VACINAÇÃO DE ROTINA – A rotina de uso desta vacina no público-alvo, que é para meninos na faixa etária de 11 a 13 anos e meninas de 9 a 14 anos, deve ser mantida com duas doses, sendo aplicada com intervalo de seis meses entre elas. A vacina HPV Quadrivalente é segura, eficaz e é a principal forma de prevenção contra o aparecimento do câncer do colo de útero, 4ª maior causa de morte entre as mulheres no Brasil. Nos homens protege contra os cânceres de pênis, orofaringe e ânus. Além disso, previne mais de 98% das verrugas genitais, doença estigmatizante e de difícil tratamento.

Também fazem parte do público-alvo da vacina os transplantados de órgãos sólidos, de medula óssea ou pacientes oncológicos de 9 a 26 anos. Os serviços que atendem essa população devem ofertar a vacina HPV na rotina de trabalho.

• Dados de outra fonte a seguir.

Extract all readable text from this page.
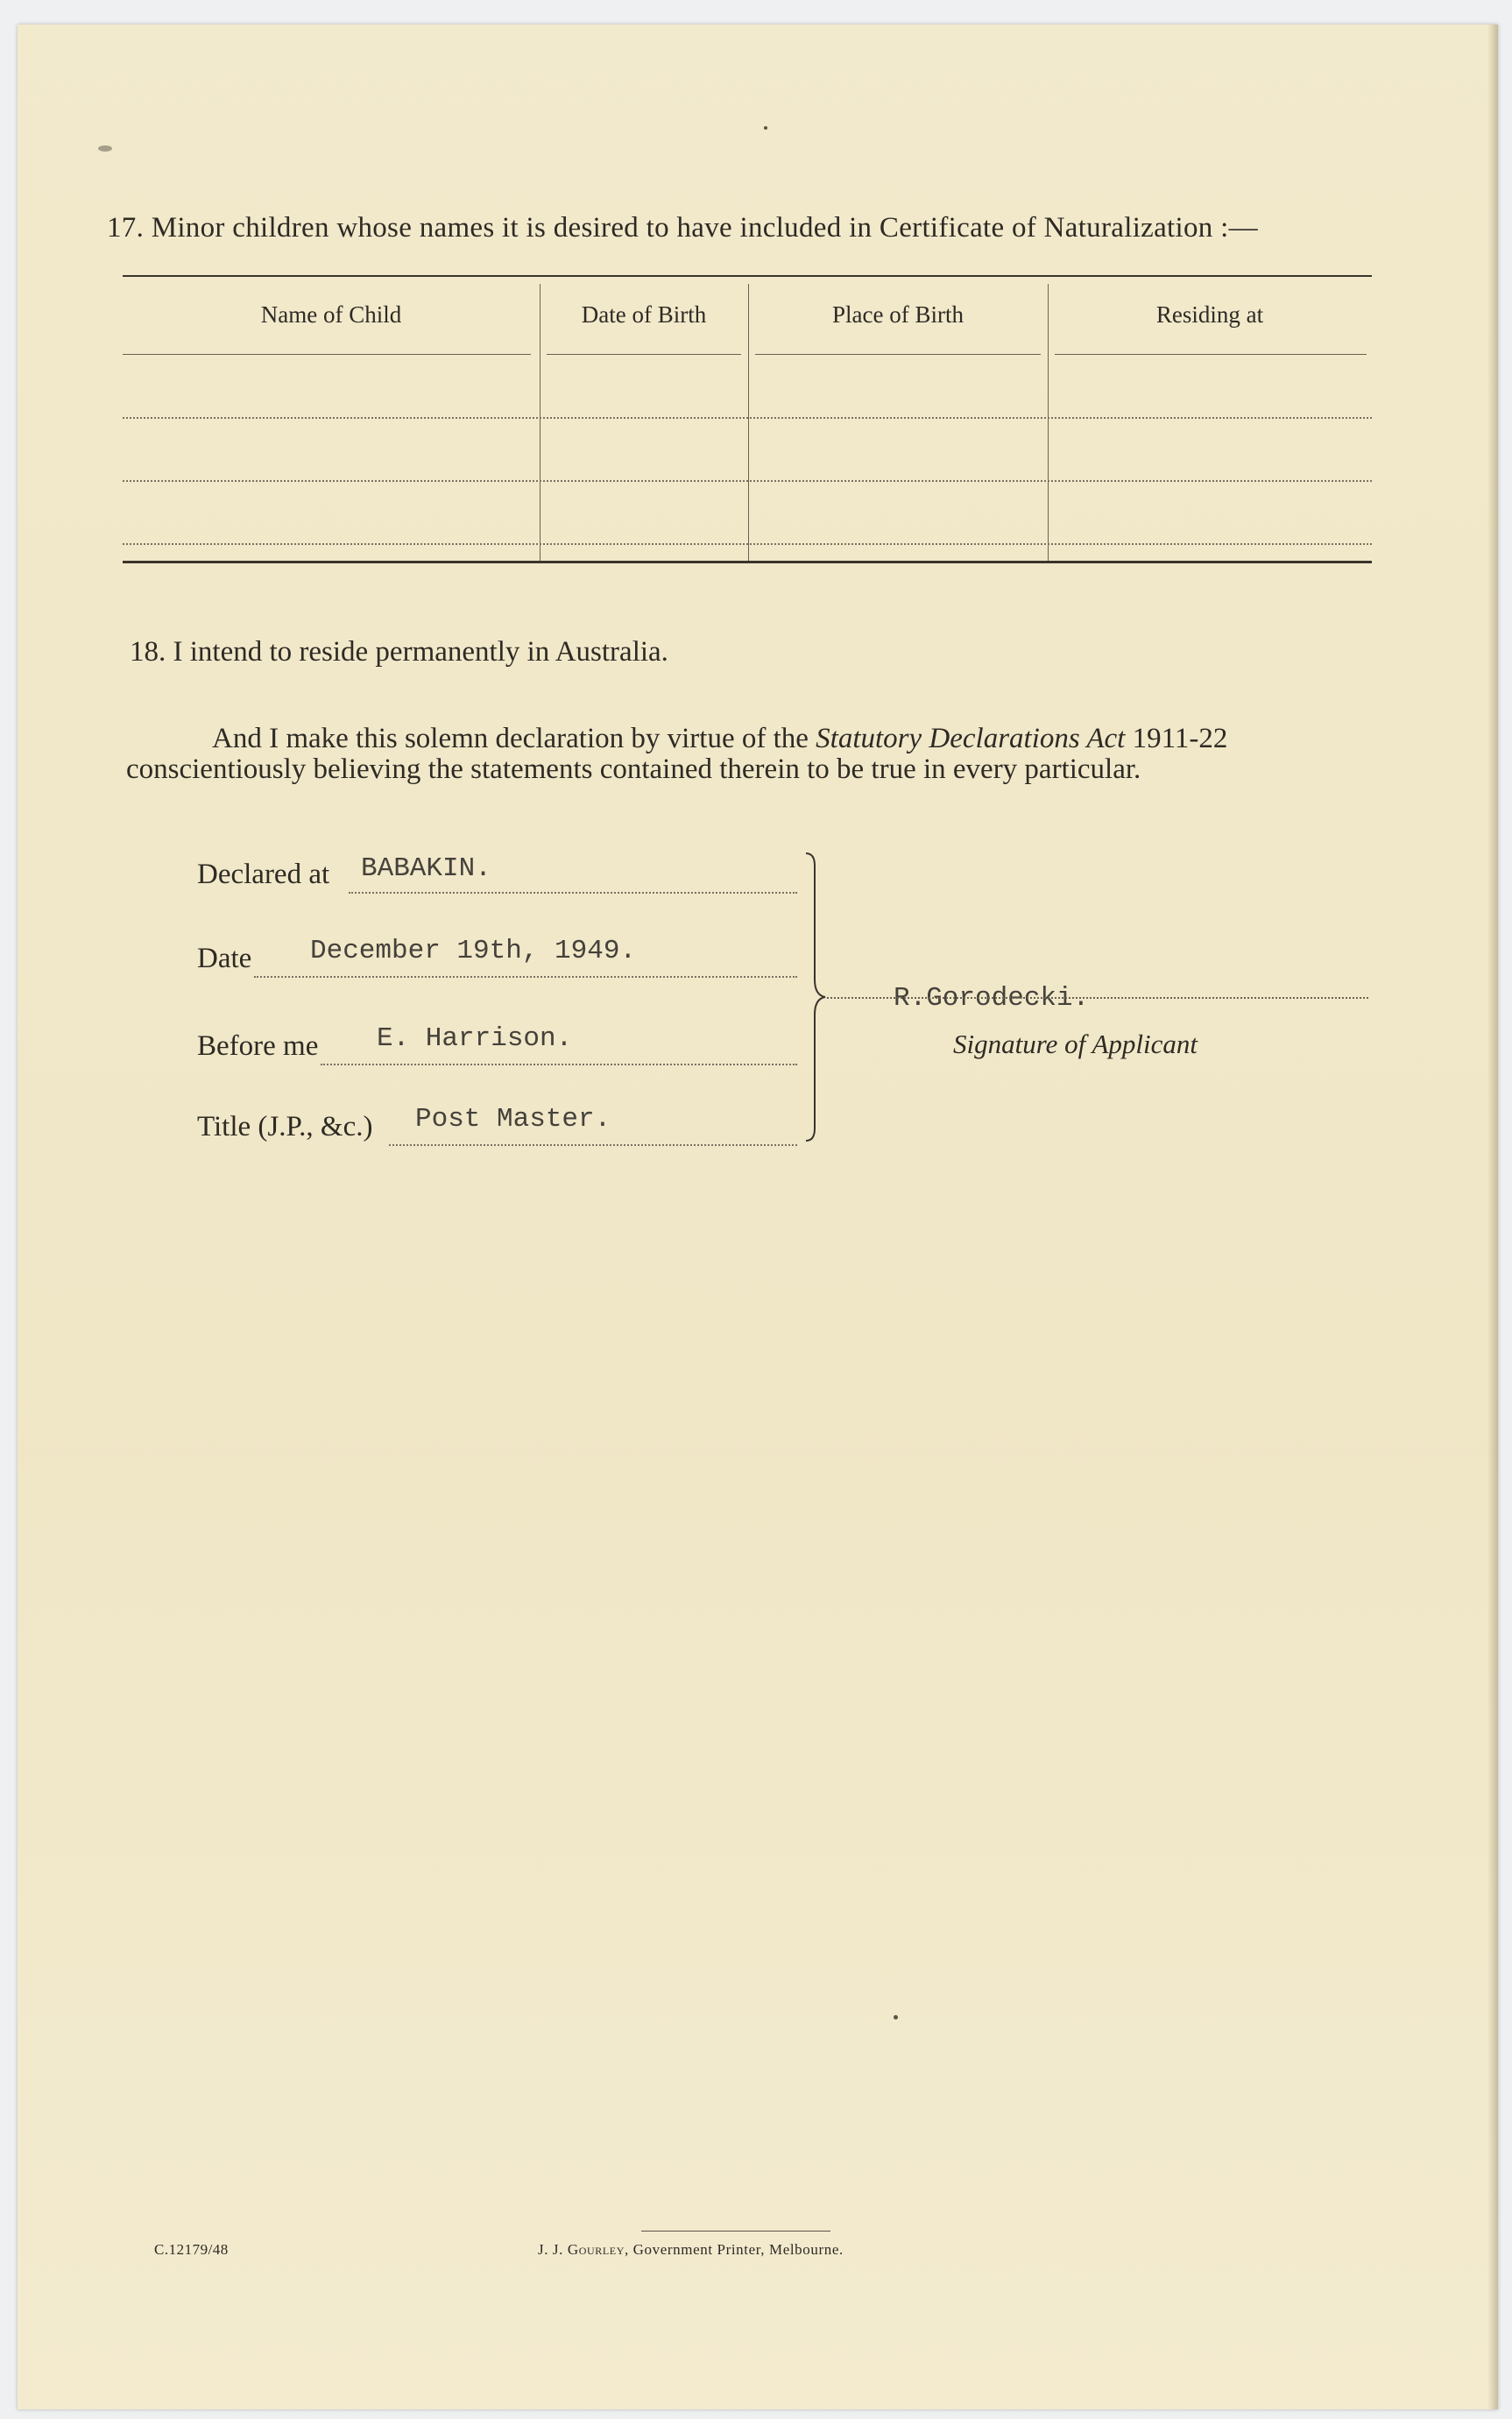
17. Minor children whose names it is desired to have included in Certificate of Naturalization :—
Name of Child	Date of Birth	Place of Birth	Residing at
18. I intend to reside permanently in Australia.
And I make this solemn declaration by virtue of the Statutory Declarations Act 1911-22
conscientiously believing the statements contained therein to be true in every particular.
Declared at BABAKIN.
Date December 19th, 1949.
Before me E. Harrison.
Title (J.P., &c.) Post Master.
R.Gorodecki.
Signature of Applicant
C.12179/48	J. J. Gourley, Government Printer, Melbourne.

Desde o início da vacinação, em 2014, até junho deste ano, foram aplicadas 18 milhões de doses na população feminina de todo o país. Na faixa etária de 9 a 15 anos, no mesmo período, foram imunizadas, com a primeira dose, 10,7 milhões de meninas, o que corresponde a 89,9% do total de brasileiras nesta faixa etária. Receberam o esquema vacinal completo, de duas doses, recomendado pelo Ministério da Saúde, 7,1 milhões de meninas, o que corresponde a 59,7% do público-alvo.

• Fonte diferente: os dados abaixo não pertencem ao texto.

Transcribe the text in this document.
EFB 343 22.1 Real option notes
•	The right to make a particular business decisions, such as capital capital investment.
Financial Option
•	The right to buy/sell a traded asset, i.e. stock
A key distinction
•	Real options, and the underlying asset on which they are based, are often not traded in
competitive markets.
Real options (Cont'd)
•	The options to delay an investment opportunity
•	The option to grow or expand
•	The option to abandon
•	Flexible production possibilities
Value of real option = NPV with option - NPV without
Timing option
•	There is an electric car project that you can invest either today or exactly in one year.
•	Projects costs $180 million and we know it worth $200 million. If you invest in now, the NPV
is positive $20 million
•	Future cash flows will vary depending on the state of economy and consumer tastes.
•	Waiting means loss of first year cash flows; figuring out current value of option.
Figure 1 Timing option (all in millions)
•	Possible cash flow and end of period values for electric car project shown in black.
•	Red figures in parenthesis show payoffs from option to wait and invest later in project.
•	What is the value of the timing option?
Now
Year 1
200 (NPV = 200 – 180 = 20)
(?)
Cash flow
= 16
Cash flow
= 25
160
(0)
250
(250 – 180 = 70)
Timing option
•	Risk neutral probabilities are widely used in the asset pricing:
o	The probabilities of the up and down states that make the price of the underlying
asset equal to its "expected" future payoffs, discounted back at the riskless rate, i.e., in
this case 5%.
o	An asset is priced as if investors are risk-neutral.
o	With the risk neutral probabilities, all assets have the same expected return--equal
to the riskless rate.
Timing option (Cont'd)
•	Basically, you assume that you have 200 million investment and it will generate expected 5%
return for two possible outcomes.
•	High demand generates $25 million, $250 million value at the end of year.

Já em relação aos meninos, de janeiro a junho deste ano, 853.920 mil adolescentes de 12 a 13 anos se vacinaram com a primeira dose da vacina de HPV, o que corresponde a 23,6% dos 3,6 milhões de meninos nessa faixa etária que devem se imunizar.


AÇÕES – Desde 2014, época da inclusão da vacina HPV no Calendário Nacional de Imunização, o Programa Nacional de Imunizações, do Ministério da Saúde, vem realizando ações voltadas para o alcance das metas de coberturas vacinais (80%) na população alvo. Para isso, estão sendo realizadas parcerias com as sociedades científicas e trabalho conjunto as igrejas, organizações não-governamentais e com a mídia.

O objetivo é esclarecer sobre o HPV como problema de saúde pública no país e a importância da vacinação, como a mais relevante estratégia para prevenção dos cânceres de colo uterino, vulva, pênis, anus e orofaringe. Além disso, o programa Saúde na Escola, parceria conjunta dos Ministérios da Saúde e Educação, tem como um dos seus objetivos facilitar a vacinação contra o HPV em ambiente escolar.